All Echo forms include a link to this Privacy Policy at the point of data entry, so that you are informed about how Echo handles your information before you submit it. By submitting a form through Echo, you acknowledge that your data will be collected and processed by Echo on behalf of the customer organisation in accordance with this policy, and that your data may be analysed using AI tools at the customer's direction (see Section 7).

You have the right to ask what personal information is held about you, to request correction of inaccurate information, and to contact the customer organisation directly about how your data is being used. You may also contact us using the details in Section 16 below.

If you believe that providing information through an Echo form is inappropriate or that you have not been properly informed about its use, please contact the organisation that sent you the form, or contact us directly.

13. Retention and Deletion

We retain personal information for as long as necessary to provide our services and to comply with our legal obligations. The following indicative retention periods apply:

Customer data (including Form Respondent submissions) is retained for the duration of the customer's agreement with us. Upon termination or expiry of a customer agreement, the customer may request the return or destruction of their data. Data destruction requests will be completed within 90 days of the request, subject to any legal obligations requiring longer retention.

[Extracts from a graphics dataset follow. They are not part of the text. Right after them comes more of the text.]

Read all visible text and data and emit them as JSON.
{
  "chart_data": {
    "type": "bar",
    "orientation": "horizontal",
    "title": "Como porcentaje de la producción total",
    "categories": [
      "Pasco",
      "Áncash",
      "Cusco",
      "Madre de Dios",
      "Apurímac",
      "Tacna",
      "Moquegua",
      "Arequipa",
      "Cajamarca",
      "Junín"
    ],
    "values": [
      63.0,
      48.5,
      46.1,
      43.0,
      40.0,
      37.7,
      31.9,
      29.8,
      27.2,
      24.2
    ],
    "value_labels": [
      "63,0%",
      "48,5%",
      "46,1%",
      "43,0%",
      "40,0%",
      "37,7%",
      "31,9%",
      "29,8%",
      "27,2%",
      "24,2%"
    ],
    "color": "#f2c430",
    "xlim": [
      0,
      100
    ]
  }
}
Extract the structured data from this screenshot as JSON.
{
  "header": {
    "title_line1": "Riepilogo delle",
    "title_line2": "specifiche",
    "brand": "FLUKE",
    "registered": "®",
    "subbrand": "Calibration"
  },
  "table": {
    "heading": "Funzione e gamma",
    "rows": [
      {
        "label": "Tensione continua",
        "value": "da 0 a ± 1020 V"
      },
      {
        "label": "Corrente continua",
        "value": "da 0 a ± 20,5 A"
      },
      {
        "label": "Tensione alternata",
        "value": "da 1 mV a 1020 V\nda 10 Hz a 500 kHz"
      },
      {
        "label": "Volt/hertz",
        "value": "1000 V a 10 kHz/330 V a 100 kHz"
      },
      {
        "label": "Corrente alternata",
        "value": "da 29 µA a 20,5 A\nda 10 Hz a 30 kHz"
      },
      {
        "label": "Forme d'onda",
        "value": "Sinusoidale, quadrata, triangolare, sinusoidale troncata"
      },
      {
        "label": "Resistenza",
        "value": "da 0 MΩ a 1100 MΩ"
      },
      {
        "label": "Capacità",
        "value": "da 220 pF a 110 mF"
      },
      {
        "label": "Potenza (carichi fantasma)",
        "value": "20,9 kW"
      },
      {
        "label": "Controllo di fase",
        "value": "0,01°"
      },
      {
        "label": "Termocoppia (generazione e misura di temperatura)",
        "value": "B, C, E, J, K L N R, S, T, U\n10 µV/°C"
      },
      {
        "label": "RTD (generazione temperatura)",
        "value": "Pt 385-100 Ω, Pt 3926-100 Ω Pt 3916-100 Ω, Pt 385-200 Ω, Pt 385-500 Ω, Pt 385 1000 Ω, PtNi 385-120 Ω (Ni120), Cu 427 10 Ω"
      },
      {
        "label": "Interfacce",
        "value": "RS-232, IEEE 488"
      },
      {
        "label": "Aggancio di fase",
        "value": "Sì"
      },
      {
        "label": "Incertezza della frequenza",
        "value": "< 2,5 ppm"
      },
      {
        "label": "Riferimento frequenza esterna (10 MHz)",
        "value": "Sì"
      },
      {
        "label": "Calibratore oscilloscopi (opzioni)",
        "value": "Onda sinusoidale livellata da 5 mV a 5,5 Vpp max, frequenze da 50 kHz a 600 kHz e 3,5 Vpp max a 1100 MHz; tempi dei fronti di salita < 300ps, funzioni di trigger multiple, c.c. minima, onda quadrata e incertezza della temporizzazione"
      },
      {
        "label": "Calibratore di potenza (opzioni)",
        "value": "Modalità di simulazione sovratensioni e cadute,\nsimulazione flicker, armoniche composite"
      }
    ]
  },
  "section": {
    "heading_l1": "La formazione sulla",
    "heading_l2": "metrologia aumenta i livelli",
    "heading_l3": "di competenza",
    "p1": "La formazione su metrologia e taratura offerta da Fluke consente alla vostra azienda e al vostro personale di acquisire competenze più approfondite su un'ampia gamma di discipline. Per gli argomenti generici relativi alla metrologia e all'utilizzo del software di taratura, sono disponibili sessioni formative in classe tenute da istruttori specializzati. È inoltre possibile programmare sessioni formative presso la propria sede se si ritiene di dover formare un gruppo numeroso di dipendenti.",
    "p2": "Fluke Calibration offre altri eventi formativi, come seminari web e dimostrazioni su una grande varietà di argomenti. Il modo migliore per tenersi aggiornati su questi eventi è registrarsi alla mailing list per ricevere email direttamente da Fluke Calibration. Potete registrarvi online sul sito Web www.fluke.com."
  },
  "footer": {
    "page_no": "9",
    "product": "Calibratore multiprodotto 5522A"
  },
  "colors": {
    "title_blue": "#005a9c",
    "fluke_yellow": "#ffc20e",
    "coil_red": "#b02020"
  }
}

Backups containing customer data are retained for a maximum of 90 days and are then automatically overwritten.

Account and login data for Customer Users is retained for the duration of the customer agreement and deleted within 90 days of account deactivation.

Website analytics data (cookies, browsing behaviour, IP addresses) is retained for a maximum of 26 months.

Once data has been destroyed, it cannot be recovered.

Form Respondents may request deletion of their personal information by contacting us or the relevant customer organisation. Such requests will be handled in consultation with the customer, as the data is owned by them.

14. Rescinding Consent

Customers may rescind their consent for us to hold their data at any time by providing written notice. Upon receiving such notice, we will work with the customer to return or destroy their data in accordance with our Platform Services Agreement.

Form Respondents may withdraw their consent by contacting the customer organisation or by contacting us directly. We will take reasonable steps to action such requests, noting that some data may need to be retained where required by law.

15. Data Processing Agreements

For customers who require a formal Data Processing Agreement (DPA) — for example, organisations subject to the General Data Protection Regulation (GDPR) or other international privacy frameworks — we can provide a DPA addendum to the Platform Services Agreement on request. Please contact us using the details below.

16. Contact Us

If you have any questions about this Privacy Policy, wish to access or correct your personal information, or have a privacy complaint, please contact us:

Echo by Spacecubed Foundation Ltd

Email: hello@echoimpact.io

Address: 45 St Georges Terrace, Perth, Western Australia, 6000

We will respond to your query or complaint within a reasonable time. If you are not satisfied with our response, you may contact the Office of the Australian Information Commissioner at www.oaic.gov.au.